What is it about pregnancy and being woefully under-prepared for what’s coming? The final weeks leading up to delivery are like sitting in a leaky rowboat, watching a 40-foot tidal wave head toward you while your mouth hangs agape. But you’re thinking, “Eh, I’ll just float, right?” I was like, “Go me! I can deal with this!”

Did someone cue hysterical laughter? Hahaha!

Maybe I was a bit naive. Or maybe nobody told me some of this stuff. I suspect it’s both. Oh yeah, and the tiny little fact that nothing can prepare you for motherhood.

Just so you can’t say you weren’t warned, here’s what I learned:

1. Birth plans are just a false sense of security.

I had a “natural birth” plan.

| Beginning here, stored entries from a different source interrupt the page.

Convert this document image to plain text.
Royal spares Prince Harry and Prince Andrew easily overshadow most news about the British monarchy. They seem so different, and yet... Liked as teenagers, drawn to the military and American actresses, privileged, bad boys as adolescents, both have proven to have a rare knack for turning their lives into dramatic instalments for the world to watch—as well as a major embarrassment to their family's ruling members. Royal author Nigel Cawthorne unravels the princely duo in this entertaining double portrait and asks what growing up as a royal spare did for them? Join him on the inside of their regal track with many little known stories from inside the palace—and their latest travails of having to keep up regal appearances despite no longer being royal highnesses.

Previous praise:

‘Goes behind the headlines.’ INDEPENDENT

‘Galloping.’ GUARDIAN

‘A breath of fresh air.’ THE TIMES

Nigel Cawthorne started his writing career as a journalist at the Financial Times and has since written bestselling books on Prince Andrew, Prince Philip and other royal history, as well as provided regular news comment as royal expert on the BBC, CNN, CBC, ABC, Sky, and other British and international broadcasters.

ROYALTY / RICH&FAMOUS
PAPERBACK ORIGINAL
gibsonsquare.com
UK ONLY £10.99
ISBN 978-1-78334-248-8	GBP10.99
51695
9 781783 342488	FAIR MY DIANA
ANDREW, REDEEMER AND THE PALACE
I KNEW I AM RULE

I never would have suspected that I’d be hit with preeclampsia a week from my due date, and I would end up needing Pitocin to bring on labor, antibiotics, an epidural, plus my husband holding one of my numb legs and getting a gory eyeful while I pushed—instead of me getting to squat like I’d “planned” (and had done all of those months of useless squats for).

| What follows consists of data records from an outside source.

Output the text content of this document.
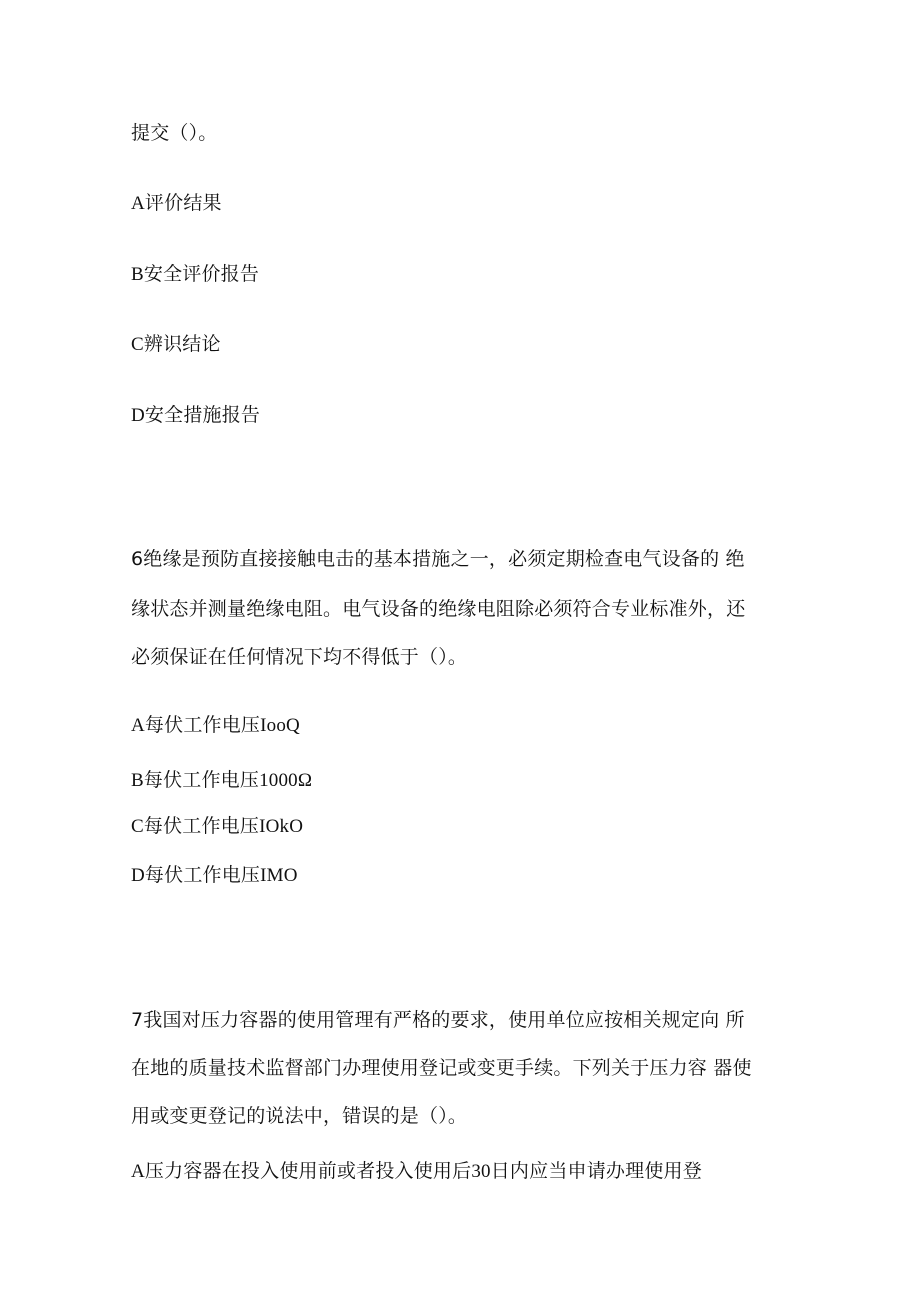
提交（）。
A评价结果
B安全评价报告
C辨识结论
D安全措施报告
6绝缘是预防直接接触电击的基本措施之一，必须定期检查电气设备的 绝
缘状态并测量绝缘电阻。电气设备的绝缘电阻除必须符合专业标准外，还
必须保证在任何情况下均不得低于（）。
A每伏工作电压IooQ
B每伏工作电压1000Ω
C每伏工作电压IOkO
D每伏工作电压IMO
7我国对压力容器的使用管理有严格的要求，使用单位应按相关规定向 所
在地的质量技术监督部门办理使用登记或变更手续。下列关于压力容 器使
用或变更登记的说法中，错误的是（）。
A压力容器在投入使用前或者投入使用后30日内应当申请办理使用登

2. You may not immediately fall in love with your newborn.

Motherly love is supposed to be woven into the fiber of our being or something, isn’t it? It’s like we’re made to believe we’re soul-less or something if we’re not hit by the mommy version of Cupid’s arrow immediately after our kid’s birth. Stress, exhaustion and severe postpartum depression cruelly combined to make it pretty much impossible for me to feel very attached to my new daughter, or much of anything really. A few weeks and an antidepressant later, I finally felt like a real mommy to my daughter for the first time. It was beautiful.

3. Breastfeeding might not work out.

And that’s not uncommon. We barely made it to six weeks before we threw in the burp rag and switched to the bottle. I just wish I had treated my depression earlier, been a lot more forgiving with myself, and found out about “tongue-tie” sooner. Definitely see a lactation consultant if you have issues, but don’t feel guilty if you find you need to quit. Just don’t.

4. Boobs don’t always bounce back.

I assumed that after I wasn’t breastfeeding anymore, they would eventually return to their original state. Well, they definitely shrank to their pre-pregnancy size, anyway—minus any amount of perkiness they once had.

5. Weight and size are not the same thing.

Okay, so I hoped that with some exercise, maybe I’d get lucky and most of my extra weight would come off within a year or so. But breastfeeding and stress took so much out of me, that I came close to my pre-baby weight within three weeks. So it makes sense that I would fit into my old pants, right? Nope. Apparently, my shape actually changed. So even if I were the same size, it wouldn’t matter anyway. I am now mom-shaped, and I gotta get used to that.

6. Becoming a mom doesn’t make you unselfish.

Moms seem to be commonly portrayed as constantly self-sacrificing martyrs, and I naively thought I’d experience such a life-altering paradigm shift upon my daughter’s birth that I’d somehow become one too.

Hell, no.

My first thoughts upon waking are something like, “I want a coffee I.V. hooked up to my arm,” not “I want to cuddle my daughter because she’s cooing (yelling) so sweetly in the next room.” I would walk on hot coals for her, but I still have to make a conscious decision between reading a book to her in a silly voice or just putting her in front of the TV while I hit Facebook, and dozens of other selfish vs. unselfish decisions, every single day.

7. Cravings don’t just disappear.

I thought this would end after pregnancy ended, but I will still eat all the cheese, dammit. I have three different kinds in my fridge right now. I might actually dream of cheese.

Looking back, I now realize just how laughably unrealistic pregnant me was (can I blame the hormones?). The lesson I learned from all this? None of it really matters, because I have a child to love. Fate will laugh at you if you try to plan around something as unpredictable as parenthood. And as long as that kid is loved and cared for to the best of your ability, even the unexpected isn’t really such a big deal.